А потом Мейа, лично занимавшаяся её причёской, и притом сама уже как-то успевшая переодеться, поднесла ей зеркало. Анирет встретилась взглядом с молодой женщиной, величественной, как сама царица Обеих Земель, и настолько же красивой, пусть и немного растерянной. Такова была наследница божественного Ваэссира, дочь двух древних родов. И впервые Анирет видела в этом образе… себя настоящую.
Вокруг ахали, восхищаясь, служанки, любуясь результатом своих трудов. Мейа тепло улыбнулась и, поклонившись, тихо проговорила:
– Ты прекрасна, как сама Золотая, моя госпожа.
Анирет едва успела поблагодарить женщин, за пару часов превративших её в богиню, когда в дверь постучали. Она так хотела увидеть Нэбмераи! Пусть им нельзя было толком перемолвиться искренним словом, но само его присутствие поддерживало. А сегодня, если отец и правда принял такое решение, если отпадёт необходимость в тайне…
– Входи!
Кто-то из служанок бросился открывать.
– Госпожа моя царевна… – писец Унаф застыл на пороге, глядя на неё так, точно видел впервые. Опомнившись, он учтиво поклонился.
Спрятав разочарование, девушка улыбнулась ему.
– Что-то срочное?
– Да… ах да-да, конечно, – Унаф почтительно кивнул и приблизился, когда она жестом пригласила
Анирет приняла из его рук маленькую сложенную записку, развернула дрогнувшими пальцами. Всего пара строк, написанных аккуратно, но торопливо:
«Моя ясная звёздочка, то, что я делаю, я делаю для надежды и защиты народа. И главное – твоей и Ренэфа.

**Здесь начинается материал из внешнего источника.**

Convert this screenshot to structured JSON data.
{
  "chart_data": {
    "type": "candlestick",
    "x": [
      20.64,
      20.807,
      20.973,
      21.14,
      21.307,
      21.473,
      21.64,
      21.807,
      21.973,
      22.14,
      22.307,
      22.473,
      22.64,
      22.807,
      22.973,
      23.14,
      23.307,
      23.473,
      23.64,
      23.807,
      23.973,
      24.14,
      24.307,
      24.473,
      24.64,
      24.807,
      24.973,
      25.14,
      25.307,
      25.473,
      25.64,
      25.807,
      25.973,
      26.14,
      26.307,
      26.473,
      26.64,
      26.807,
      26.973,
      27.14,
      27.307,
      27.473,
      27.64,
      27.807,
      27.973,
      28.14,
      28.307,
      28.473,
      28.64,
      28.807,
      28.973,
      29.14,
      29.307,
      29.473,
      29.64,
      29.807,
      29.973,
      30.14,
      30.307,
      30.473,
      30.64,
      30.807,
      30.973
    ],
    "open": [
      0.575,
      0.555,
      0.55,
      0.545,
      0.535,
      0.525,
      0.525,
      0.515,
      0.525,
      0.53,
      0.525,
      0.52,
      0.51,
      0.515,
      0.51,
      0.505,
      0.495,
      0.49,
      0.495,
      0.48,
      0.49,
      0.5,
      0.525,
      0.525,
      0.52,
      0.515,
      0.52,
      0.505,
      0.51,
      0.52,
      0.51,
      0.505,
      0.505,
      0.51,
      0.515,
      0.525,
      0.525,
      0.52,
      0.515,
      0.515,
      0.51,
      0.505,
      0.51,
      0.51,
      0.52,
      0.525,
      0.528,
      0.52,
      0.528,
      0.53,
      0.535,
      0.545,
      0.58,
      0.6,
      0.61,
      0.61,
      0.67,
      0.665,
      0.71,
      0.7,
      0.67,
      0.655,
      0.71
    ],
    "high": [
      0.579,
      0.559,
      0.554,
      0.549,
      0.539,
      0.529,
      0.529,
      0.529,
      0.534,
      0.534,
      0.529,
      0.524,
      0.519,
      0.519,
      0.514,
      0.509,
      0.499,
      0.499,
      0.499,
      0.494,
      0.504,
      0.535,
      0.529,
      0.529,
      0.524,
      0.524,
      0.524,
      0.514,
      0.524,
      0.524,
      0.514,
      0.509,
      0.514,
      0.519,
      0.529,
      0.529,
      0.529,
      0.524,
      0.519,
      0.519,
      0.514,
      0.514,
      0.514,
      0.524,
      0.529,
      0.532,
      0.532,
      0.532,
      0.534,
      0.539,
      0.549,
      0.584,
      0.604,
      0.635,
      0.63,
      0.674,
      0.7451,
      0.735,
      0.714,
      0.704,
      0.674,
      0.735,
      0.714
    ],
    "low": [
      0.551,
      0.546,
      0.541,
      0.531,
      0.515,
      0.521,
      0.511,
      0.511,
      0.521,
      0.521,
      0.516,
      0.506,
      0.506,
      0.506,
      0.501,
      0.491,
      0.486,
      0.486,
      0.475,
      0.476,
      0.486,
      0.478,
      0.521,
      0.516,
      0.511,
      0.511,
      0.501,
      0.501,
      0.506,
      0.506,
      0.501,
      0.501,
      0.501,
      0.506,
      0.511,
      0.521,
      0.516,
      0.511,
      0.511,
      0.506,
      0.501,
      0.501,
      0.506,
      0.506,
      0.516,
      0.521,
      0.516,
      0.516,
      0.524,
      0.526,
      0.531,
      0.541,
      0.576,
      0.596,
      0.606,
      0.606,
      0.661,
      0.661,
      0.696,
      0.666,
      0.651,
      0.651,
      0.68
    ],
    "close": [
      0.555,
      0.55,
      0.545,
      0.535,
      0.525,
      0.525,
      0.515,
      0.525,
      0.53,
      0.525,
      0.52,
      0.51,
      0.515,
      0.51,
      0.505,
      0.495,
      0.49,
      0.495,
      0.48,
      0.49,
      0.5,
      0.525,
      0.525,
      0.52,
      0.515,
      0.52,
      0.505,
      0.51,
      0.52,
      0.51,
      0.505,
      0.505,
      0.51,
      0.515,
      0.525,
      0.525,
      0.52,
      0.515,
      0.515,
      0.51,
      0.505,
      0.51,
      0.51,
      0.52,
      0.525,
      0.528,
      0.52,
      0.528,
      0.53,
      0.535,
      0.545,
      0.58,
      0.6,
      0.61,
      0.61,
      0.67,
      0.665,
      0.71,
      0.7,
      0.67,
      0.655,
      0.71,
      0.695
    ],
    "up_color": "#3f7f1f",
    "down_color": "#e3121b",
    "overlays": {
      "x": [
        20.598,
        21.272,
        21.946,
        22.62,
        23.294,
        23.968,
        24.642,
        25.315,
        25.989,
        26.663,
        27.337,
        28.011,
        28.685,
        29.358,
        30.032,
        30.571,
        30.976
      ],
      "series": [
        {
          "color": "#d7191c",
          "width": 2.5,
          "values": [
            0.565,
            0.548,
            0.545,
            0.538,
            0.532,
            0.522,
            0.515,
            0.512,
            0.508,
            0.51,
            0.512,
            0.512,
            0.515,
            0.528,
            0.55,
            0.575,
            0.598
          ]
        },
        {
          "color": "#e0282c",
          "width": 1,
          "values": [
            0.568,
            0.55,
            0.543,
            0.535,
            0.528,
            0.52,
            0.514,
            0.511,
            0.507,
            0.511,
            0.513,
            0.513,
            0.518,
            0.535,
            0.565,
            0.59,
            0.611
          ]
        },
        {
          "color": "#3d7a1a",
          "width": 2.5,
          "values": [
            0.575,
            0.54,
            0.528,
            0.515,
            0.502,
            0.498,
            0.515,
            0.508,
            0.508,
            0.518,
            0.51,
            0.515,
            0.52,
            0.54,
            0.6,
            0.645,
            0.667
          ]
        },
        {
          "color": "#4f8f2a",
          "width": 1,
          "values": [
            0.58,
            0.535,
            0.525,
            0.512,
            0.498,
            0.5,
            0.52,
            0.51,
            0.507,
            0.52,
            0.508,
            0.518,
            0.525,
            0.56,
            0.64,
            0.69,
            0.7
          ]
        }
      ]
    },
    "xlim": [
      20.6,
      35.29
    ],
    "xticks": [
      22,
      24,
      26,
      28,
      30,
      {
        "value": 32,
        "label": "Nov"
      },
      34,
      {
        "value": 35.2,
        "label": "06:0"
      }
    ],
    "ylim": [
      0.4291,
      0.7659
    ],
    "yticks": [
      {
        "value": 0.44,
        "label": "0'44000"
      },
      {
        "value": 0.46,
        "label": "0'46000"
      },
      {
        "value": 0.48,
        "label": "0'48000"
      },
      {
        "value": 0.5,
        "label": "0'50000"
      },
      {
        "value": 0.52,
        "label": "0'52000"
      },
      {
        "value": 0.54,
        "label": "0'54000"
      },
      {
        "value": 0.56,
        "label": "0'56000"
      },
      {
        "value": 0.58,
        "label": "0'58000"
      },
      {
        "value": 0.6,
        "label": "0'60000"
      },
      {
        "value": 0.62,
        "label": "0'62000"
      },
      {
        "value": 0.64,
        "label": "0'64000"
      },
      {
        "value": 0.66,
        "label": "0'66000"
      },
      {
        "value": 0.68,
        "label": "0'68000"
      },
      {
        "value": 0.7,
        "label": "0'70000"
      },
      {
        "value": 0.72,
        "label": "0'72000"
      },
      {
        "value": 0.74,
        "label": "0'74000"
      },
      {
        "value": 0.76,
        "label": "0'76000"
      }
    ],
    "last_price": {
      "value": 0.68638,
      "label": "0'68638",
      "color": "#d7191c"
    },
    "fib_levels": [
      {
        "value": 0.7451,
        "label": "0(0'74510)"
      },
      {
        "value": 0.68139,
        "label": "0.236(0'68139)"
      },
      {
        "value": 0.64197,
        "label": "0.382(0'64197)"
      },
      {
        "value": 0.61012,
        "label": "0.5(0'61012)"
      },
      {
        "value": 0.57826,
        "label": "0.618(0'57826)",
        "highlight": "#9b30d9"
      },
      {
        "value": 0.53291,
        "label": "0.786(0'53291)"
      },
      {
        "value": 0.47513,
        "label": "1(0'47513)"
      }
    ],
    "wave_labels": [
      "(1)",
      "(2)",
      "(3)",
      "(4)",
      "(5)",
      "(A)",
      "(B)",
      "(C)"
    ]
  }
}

Моё сердце с тобой неизменно».
Нечто подобное дядя уже писал ей, когда передал с Унафом послание о своём возвращении в прямую ветвь рода.
Картина в её разуме сложилась воедино.
«…и бремя защиты пределов Империи и самого Божественного Закона ляжет на твои плечи. И твоя жизнь станет жизнью Обеих Земель, ибо тебе предстоит стать бьющимся сердцем Таур-Дуат, вместилищем и воплощением Силы твоего Божественного Предка…»
Преклонив колени у трона, опустив голову, Хатепер слушал размеренный голос Джети, зачитавшего указ Императора, а теперь произносящего традиционную речь перед собравшимися.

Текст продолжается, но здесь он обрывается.